The simplest approach: store the user's role in the user_metadata field on Supabase's auth.users table. When creating a user, pass the role in the metadata object. For existing users, update metadata via the Supabase admin client. In WeWeb, the currentUser variable includes user_metadata — bind it to conditional rendering logic to show or hide UI elements based on role: `currentUser.user_metadata.role === 'admin'`.
For data-level permissions, implement Row Level Security policies in Supabase that use the user's role. Example: a policy that allows SELECT on the all_reports table only when auth.jwt()->'user_metadata'->'role' = 'admin'. This means even if a non-admin user calls the API directly, the database returns no rows. The RLS policy is your last line of defence — don't rely only on hiding UI elements in WeWeb.
For more complex role hierarchies, create a dedicated roles or memberships table in Supabase and join it in your RLS policies. This is the standard approach for multi-tenant SaaS apps where roles are per-workspace rather than global. The Supabase tool page covers RLS policy patterns in more depth.
Common Auth Mistakes to Avoid
Redirect loop on the login page is the most common auth bug. It happens when the Login page itself has an auth guard that redirects unauthenticated users to... the Login page. The fix: never put an "if not authenticated, redirect here" guard on the same page that is your redirect target. The Login page should have either no guard or a "redirect if authenticated" guard pointing to the Dashboard.
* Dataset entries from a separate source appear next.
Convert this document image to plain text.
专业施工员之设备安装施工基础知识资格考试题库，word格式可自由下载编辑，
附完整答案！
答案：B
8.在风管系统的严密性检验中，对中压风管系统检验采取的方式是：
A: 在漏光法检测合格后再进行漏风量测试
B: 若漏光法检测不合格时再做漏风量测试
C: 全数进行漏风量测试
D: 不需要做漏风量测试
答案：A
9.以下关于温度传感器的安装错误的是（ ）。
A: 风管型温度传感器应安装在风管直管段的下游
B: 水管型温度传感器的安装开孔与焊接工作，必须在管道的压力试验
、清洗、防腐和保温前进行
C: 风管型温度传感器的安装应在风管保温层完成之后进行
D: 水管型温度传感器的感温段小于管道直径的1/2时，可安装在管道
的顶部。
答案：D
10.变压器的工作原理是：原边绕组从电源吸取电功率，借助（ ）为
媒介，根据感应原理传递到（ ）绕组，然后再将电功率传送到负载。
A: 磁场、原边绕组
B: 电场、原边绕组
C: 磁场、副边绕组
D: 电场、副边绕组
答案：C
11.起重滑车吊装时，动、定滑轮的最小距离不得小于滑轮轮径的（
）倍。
Token expiry not handled gracefully causes silent failures hours after login. Supabase JWTs expire after one hour. The WeWeb Supabase plugin handles refresh automatically, but only when the app is active in the browser. If a user leaves the tab open for several hours and comes back, the session may have expired. The fix: in your app's global onPageLoad or in any workflow that triggers an important action, check that currentUser is still populated and redirect to login if not.
Missing CORS configuration breaks auth in production even when it works in the editor. In Supabase, under Settings > API, make sure your production domain and WeWeb preview domain are both listed in the allowed origins. WeWeb's editor runs on a different domain than your published app, so you may test successfully in the editor and hit CORS errors after publishing.
Storing sensitive data in user_metadata is a security risk. user_metadata is included in the JWT and is visible to the client. Never store payment status, subscription tier, or any data that should not be user-readable in this field. Use a secure server-side table with RLS instead, and query it after login to fetch the user's authoritative data.